Jane Asher is charismatically compelling as narrator Claudia, as sexily convincing as a flighty thirty-something as she is scowlingly cynical as a tiring sixty-something. She gets excellent support from a cast who move effortlessly through multiple roles, with Jade Williams impressing as Claudia's cowed daughter Lisa. The back projections set the scenes unobtrusively and there's wit and wisdom in Simon Reade's adaptation. After a slowish start, Stephen Unwin's direction gathers pace, tying together plenty of loose ends in the second half.

The play tells the tale of Claudia's life, from not quite comfortable middle-class childhood to irascible, cancer-stricken old age, as she looks back on a life full of incident (as her doctor says, "Yes. She probably was somebody"). There's plenty of the contemporary zeitgeist floating past, as Claudia tracks her journey from cradle to (almost) grave, but the main themes are history, language and war. Claudia is a serious but non-academic historian, hostile to television's simplification of the subject (but not film's). She loves language and speaks English beautifully - if, occasionally, rather reminding me of Mrs Thatcher both in tone of voice and in unbrookable opinion. War defined her life - losing her father in the First World War and the love of her life in the Second, in which she was a Lee Miller-like presence in the Press Corps of North Africa.

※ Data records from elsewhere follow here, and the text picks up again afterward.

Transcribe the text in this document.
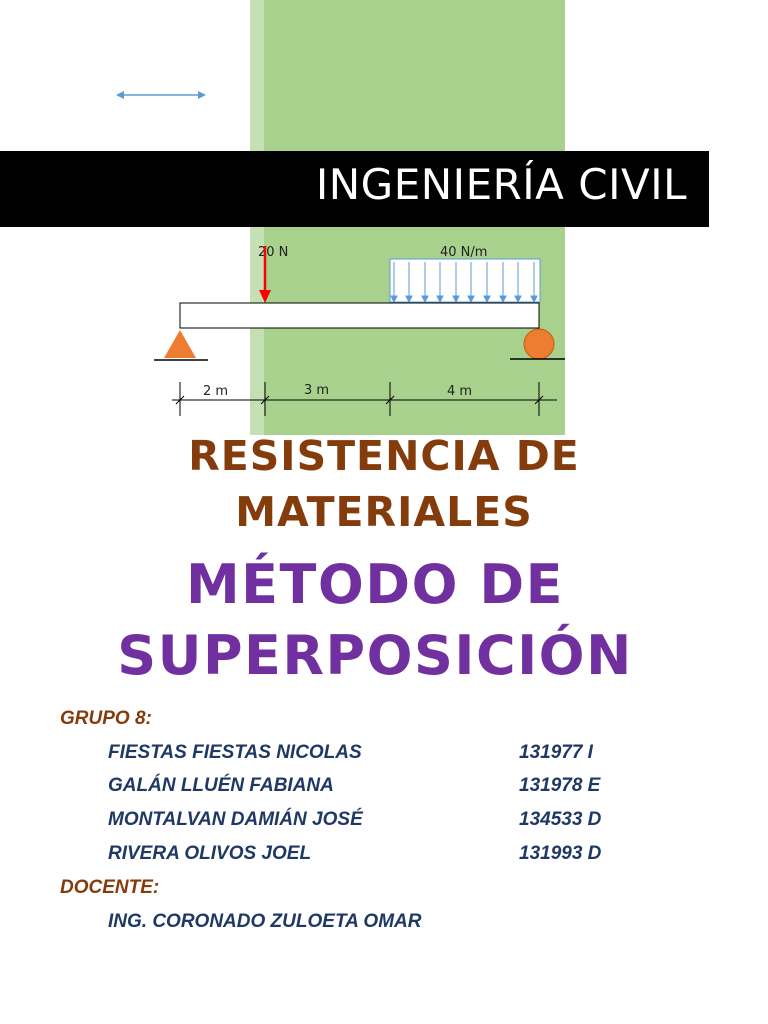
40 N/m
20 N
2 m	3 m	4 m
INGENIERÍA CIVIL
RESISTENCIA DE
MATERIALES
MÉTODO DE
SUPERPOSICIÓN
GRUPO 8:
FIESTAS FIESTAS NICOLAS	131977 I
GALÁN LLUÉN FABIANA	131978 E
MONTALVAN DAMIÁN JOSÉ	134533 D
RIVERA OLIVOS JOEL	131993 D
DOCENTE:
ING. CORONADO ZULOETA OMAR
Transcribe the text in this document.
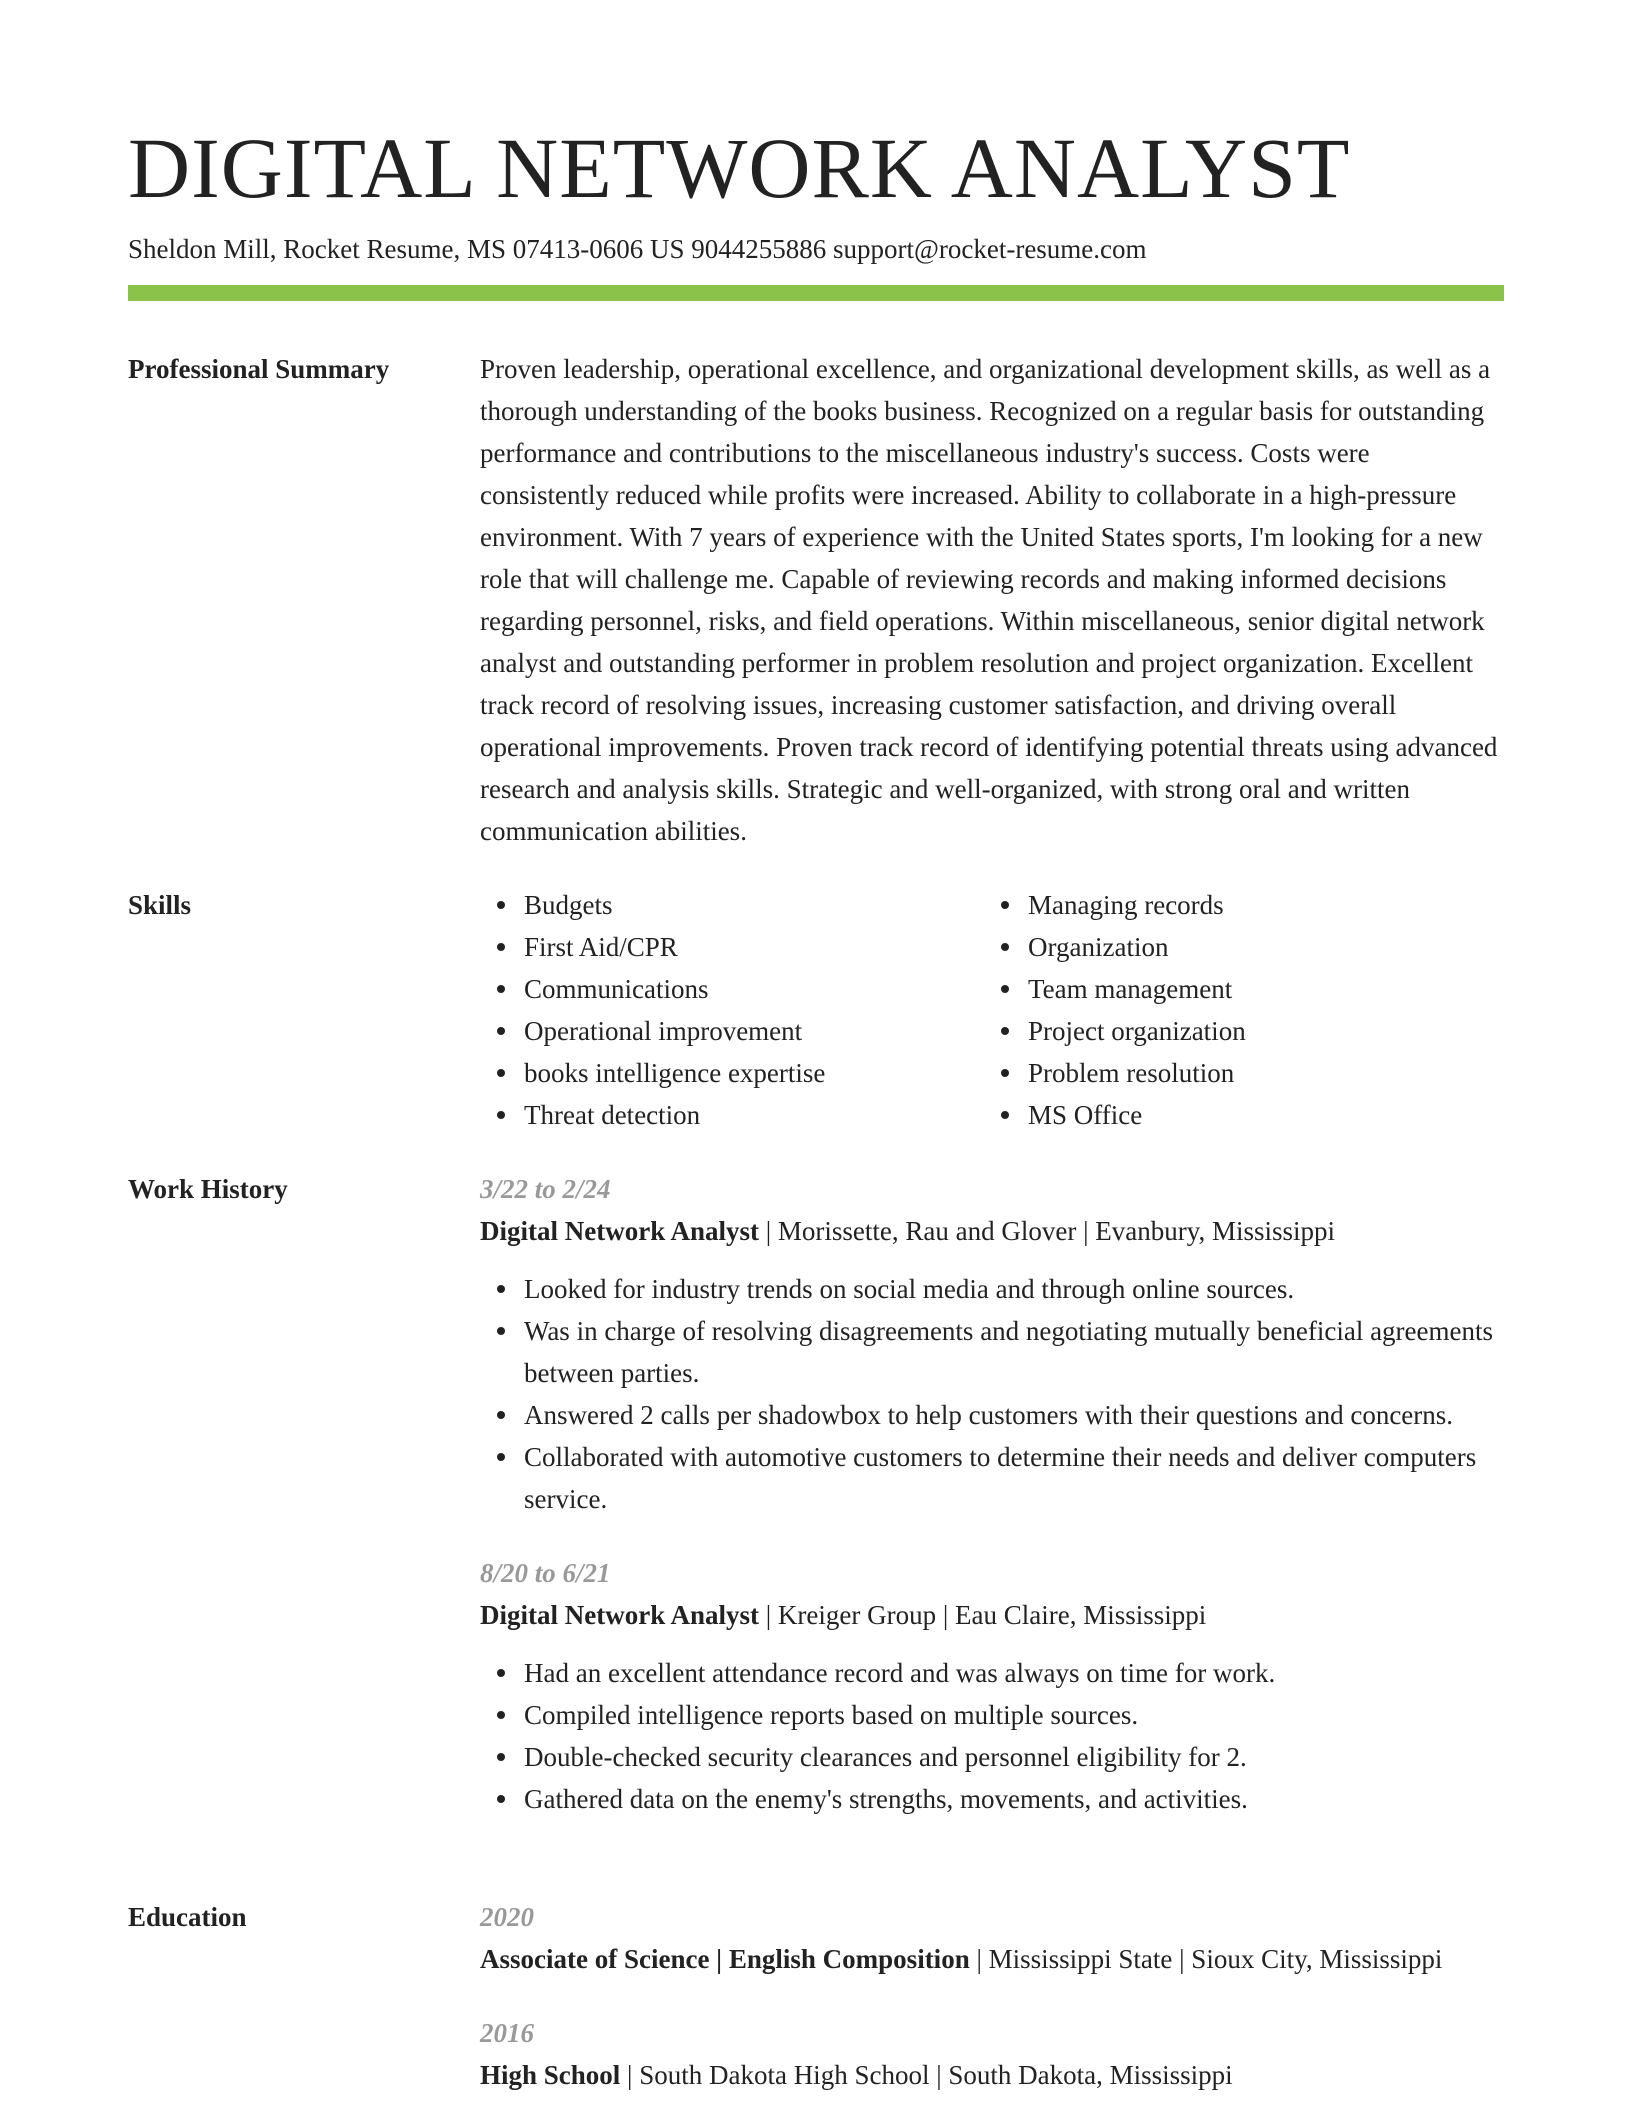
DIGITAL NETWORK ANALYST
Sheldon Mill, Rocket Resume, MS 07413-0606 US 9044255886 support@rocket-resume.com
Professional Summary	Proven leadership, operational excellence, and organizational development skills, as well as a thorough understanding of the books business. Recognized on a regular basis for outstanding performance and contributions to the miscellaneous industry's success. Costs were consistently reduced while profits were increased. Ability to collaborate in a high-pressure environment. With 7 years of experience with the United States sports, I'm looking for a new role that will challenge me. Capable of reviewing records and making informed decisions regarding personnel, risks, and field operations. Within miscellaneous, senior digital network analyst and outstanding performer in problem resolution and project organization. Excellent track record of resolving issues, increasing customer satisfaction, and driving overall operational improvements. Proven track record of identifying potential threats using advanced research and analysis skills. Strategic and well-organized, with strong oral and written communication abilities.

Skills	Budgets
First Aid/CPR
Communications
Operational improvement
books intelligence expertise
Threat detection
Managing records
Organization
Team management
Project organization
Problem resolution
MS Office
Work History	3/22 to 2/24
Digital Network Analyst | Morissette, Rau and Glover | Evanbury, Mississippi
Looked for industry trends on social media and through online sources.
Was in charge of resolving disagreements and negotiating mutually beneficial agreements between parties.
Answered 2 calls per shadowbox to help customers with their questions and concerns.
Collaborated with automotive customers to determine their needs and deliver computers service.
8/20 to 6/21
Digital Network Analyst | Kreiger Group | Eau Claire, Mississippi
Had an excellent attendance record and was always on time for work.
Compiled intelligence reports based on multiple sources.
Double-checked security clearances and personnel eligibility for 2.
Gathered data on the enemy's strengths, movements, and activities.
Education	2020
Associate of Science | English Composition | Mississippi State | Sioux City, Mississippi
2016
High School | South Dakota High School | South Dakota, Mississippi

So there you have the parts - why the lukewarm reception from this reviewer? I guess I never really got to connect, nor even empathise, with the characters. None were villainous enough to dislike; none were warm enough to like. Add that awkward distance to a plot the ending of which is signalled from the first minute, and I was left waiting for a new take on wartime love, middle-class motherhood, historical writing - or any of the multiple big ideas introduced in the play's sweep of 77 years. I confess that I found nothing new - so even if the parts were done ever so well, the whole left a hole where the heart should be.